Switzerland collected more than CHF3.9 billion ($4 billion) in taxes from European Union bank clients in the first decade of a controversial treaty dealing with tax evasion. The CHF127 million handed over to EU countries last year was well below the average, but far more clients are now opting to declare their Swiss-based assets to their domestic tax authorities.
Last year, Switzerland collected CHF169 million in taxes from its EU bank clients. Under the terms of the agreement, 75% (or CHF127 million) was distributed to various EU countries. Switzerland keeps the remainder to cover administrative costs.
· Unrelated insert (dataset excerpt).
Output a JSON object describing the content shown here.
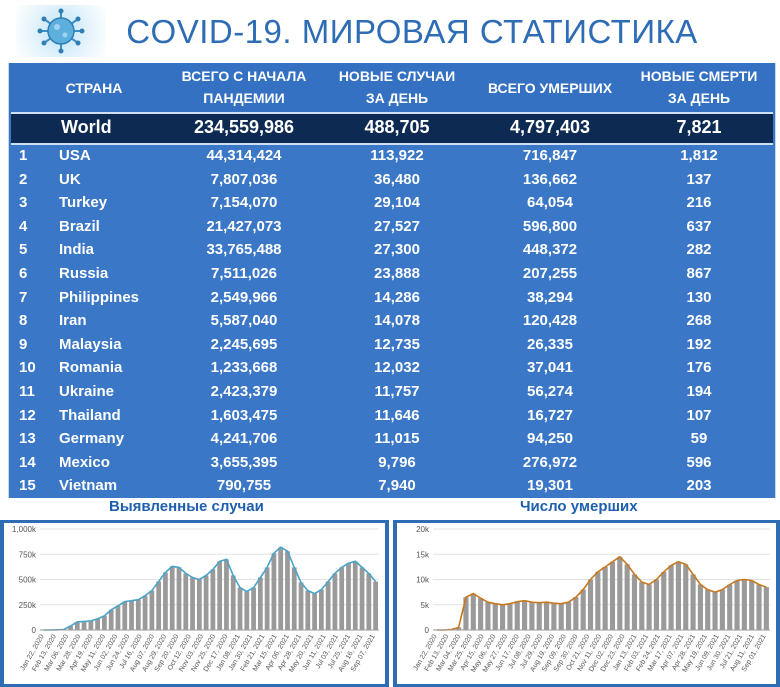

The amount of taxes collected for EU states on the interest earned (35% since 2011) on Swiss bank accounts in 2015 fell well below the CHF357 million average over the life span of the agreement. In 2008, the agreement netted CHF554 million for the EU.
The decrease in withholding tax payments can be explained by the growing numbers of EU citizens who are voluntarily declaring their Swiss-based assets to their home countries. Last year, 328,000 people listed Swiss assets on their tax declarations. In 2005 this number stood at 35,000.
This is because the EU has introduced a system of automatic exchange of tax information (AIE) between countries. Whenever an EU citizen opens an account in many other states, their home country will automatically be informed of that fact.
AIE has also been adopted by many other countries worldwide, making it far harder for tax cheats to hide their assets.
Switzerland has also signed up to the AIE system. If approved by parliament this year, it will replace the EU withholding tax deal from 2017.
The 2005 treaty was, in any case, widely criticised for containing too many loopholes. Most notably, people could escape withholding tax by hiding their assets in a trust fund that obscured the owner of those assets.